I'm trying to parse the body of a forwarded email using the following Python code

import imapclient
import os
import pprint
import pyzmail
import email

#my email info
EMAIL_ADRESS = os.environ.get('DB_USER')
EMAIL_PASSWORD = os.environ.get('PYTHON_PASS')

#login to my email
imap0bj =  imapclient.IMAPClient('imap.gmail.com', ssl = True)
imap0bj.login(EMAIL_ADRESS, EMAIL_PASSWORD )
print("ok")


pprint.pprint(imap0bj.list_folders())
#Selecting my Inbox
imap0bj.select_folder('INBOX', readonly = True)

#Getting UIDs from Inbox
UIDs = imap0bj.search(['SUBJECT', 'Contact FB Applicant', 'ON', '16-Oct-2020'])
print(UIDs)


rawMessages = imap0bj.fetch(UIDs, ['BODY[]'])
message = pyzmail.PyzMessage.factory(rawMessages[9999][b'BODY[]'])

message.text_part != None
#Body of the email returned as a string
msg = message.text_part.get_payload().decode(message.text_part.charset)

print(msg)

imap0bj.logout()

This code outputs a string similar to this

   ---------- Forwarded message ---------
    From: Someone <[email protected]>
    Date: Wed, Oct 14, 2020 at 1:23 PM
    Subject: Fwd: 🌟 Contact FB Applicant🌟
    To: <[email protected]>
    
    
    
    
   ---------- Forwarded message ---------
    From: Someone <[email protected]>
    Date: Wed, Oct 14, 2020 at 1:23 PM
    Subject: Fwd: 🌟 Contact FB Applicant🌟
    To: <[email protected]>
    
    
    The following applicant filled out the form via Facebook.  Contact
    immediately.
    
    Some Guy
    999999999999
    [email protected]

But I don't want the "Forwarded message" parts.

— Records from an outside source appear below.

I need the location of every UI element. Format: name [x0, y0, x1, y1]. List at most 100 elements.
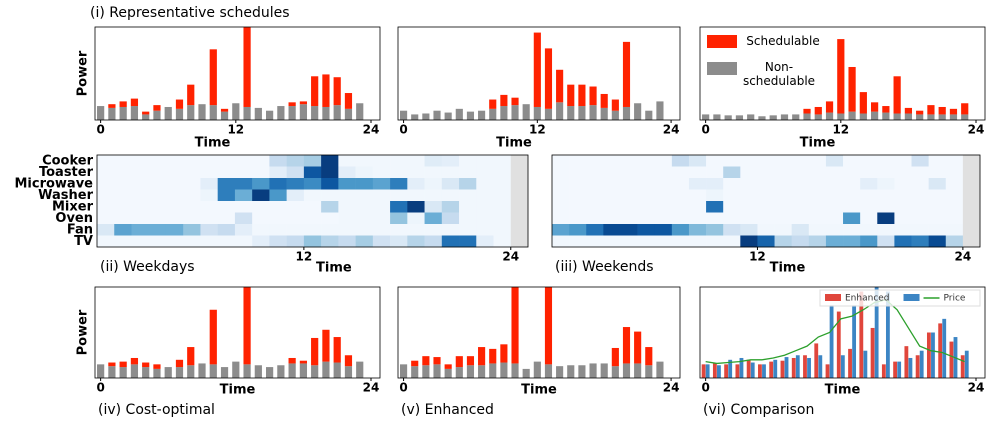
heat-cell — [303, 166, 322, 179]
bar-segment — [344, 108, 353, 120]
no-data-cell — [510, 201, 529, 213]
heat-cell — [723, 166, 741, 179]
heat-cell — [843, 166, 861, 179]
bar-segment — [108, 107, 116, 120]
heat-cell — [706, 212, 724, 225]
heat-cell — [114, 178, 132, 190]
heat-cell — [928, 224, 947, 236]
plot-area — [97, 27, 364, 120]
heat-cell — [338, 212, 356, 225]
bar-segment — [600, 363, 608, 378]
heat-cell — [131, 224, 150, 236]
bar-segment — [153, 105, 161, 111]
bar-segment — [153, 368, 161, 378]
heat-cell — [706, 235, 724, 248]
heat-cell — [620, 212, 638, 225]
heat-cell — [476, 224, 494, 236]
bar-segment — [220, 367, 229, 378]
heat-cell — [355, 224, 374, 236]
bar-segment — [656, 101, 664, 120]
bar-segment — [949, 114, 958, 120]
heat-cell — [620, 235, 638, 248]
legend-swatch — [707, 62, 737, 75]
heat-cell — [303, 178, 322, 190]
bar — [942, 318, 947, 378]
heat-cell — [252, 212, 270, 225]
heat-cell — [200, 224, 218, 236]
heat-cell — [372, 189, 391, 202]
heat-cell — [740, 155, 758, 167]
heat-cell — [286, 189, 305, 202]
bar-segment — [511, 363, 519, 378]
no-data-cell — [510, 178, 529, 190]
heat-cell — [894, 224, 912, 236]
bar-segment — [634, 331, 642, 364]
bar-segment — [187, 84, 195, 106]
heat-cell — [740, 212, 758, 225]
bar-segment — [533, 32, 541, 107]
heat-cell — [706, 166, 724, 179]
heat-cell — [390, 235, 408, 248]
heat-cell — [877, 235, 895, 248]
heat-cell — [637, 178, 656, 190]
bar-segment — [130, 364, 139, 378]
heat-cell — [303, 212, 322, 225]
bar-segment — [837, 39, 845, 114]
heat-cell — [183, 224, 201, 236]
heat-cell — [757, 155, 775, 167]
heat-cell — [303, 201, 322, 213]
bar-segment — [848, 66, 856, 112]
heat-cell — [424, 201, 443, 213]
bar-segment — [455, 367, 463, 378]
heat-cell — [183, 178, 201, 190]
no-data-cell — [962, 201, 981, 213]
bar-segment — [500, 94, 508, 107]
heat-cell — [688, 212, 707, 225]
bar-segment — [299, 104, 308, 120]
heat-cell — [114, 235, 132, 248]
heat-cell — [774, 212, 792, 225]
frame — [94, 286, 381, 379]
bar-segment — [825, 101, 834, 113]
no-data-cell — [962, 224, 981, 236]
heat-cell — [620, 224, 638, 236]
bar-segment — [578, 365, 586, 378]
heat-cell — [911, 235, 929, 248]
bar-segment — [311, 106, 319, 120]
bar-segment — [556, 366, 564, 378]
heat-cell — [355, 178, 374, 190]
heat-cell — [148, 166, 167, 179]
bar-segment — [232, 103, 240, 120]
heat-cell — [390, 178, 408, 190]
heat-cell — [860, 235, 878, 248]
heat-cell — [757, 212, 775, 225]
heat-cell — [654, 235, 673, 248]
heat-cell — [165, 155, 184, 167]
bar-segment — [544, 48, 553, 109]
heat-cell — [148, 189, 167, 202]
bar — [840, 355, 845, 378]
bar-segment — [848, 111, 856, 120]
bar-segment — [489, 348, 497, 364]
heat-cell — [148, 155, 167, 167]
heat-cell — [808, 166, 827, 179]
heat-cell — [569, 189, 587, 202]
bar-segment — [119, 106, 127, 120]
heat-cell — [114, 201, 132, 213]
heat-cell — [603, 166, 621, 179]
heat-cell — [183, 189, 201, 202]
bar-segment — [277, 106, 285, 120]
heat-cell — [338, 201, 356, 213]
heat-cell — [928, 178, 947, 190]
heat-cell — [493, 212, 512, 225]
caption: (ii) Weekdays — [100, 259, 195, 275]
heat-cell — [603, 155, 621, 167]
bar — [893, 361, 898, 378]
heat-cell — [637, 155, 656, 167]
heat-cell — [825, 235, 844, 248]
caption: (iii) Weekends — [555, 259, 654, 275]
bar — [885, 291, 890, 378]
caption: (vi) Comparison — [703, 402, 814, 418]
bar-segment — [489, 108, 497, 120]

I just want it from "The following applicant..." and onwards which is the info I care about. How do I get rid of the other stuff? I'd really appreciate the help. Thank you!


Solution

  • You can use io.StringIO

    Here's how you would use it.

    from io import StringIO
    
    # your code goes here
    ...
    ...
    
    msg = message.text_part.get_payload().decode(message.text_part.charset)
    
    sio = StringIO(msg)
    
    sio.seek(msg.index('The following applicant'))
    
    for line in sio:
      print(line)
    

    How it works:

    StringIO allows you to treat your string as a stream (file). StringIO.seek moves streams position to a particular place. (0 is the beginning of the stream) str.index returns 1st location of a string within a string. Putting it all together: you move the beginning of the stream to the 1st occurrence of the string you want, and then just read from the stream.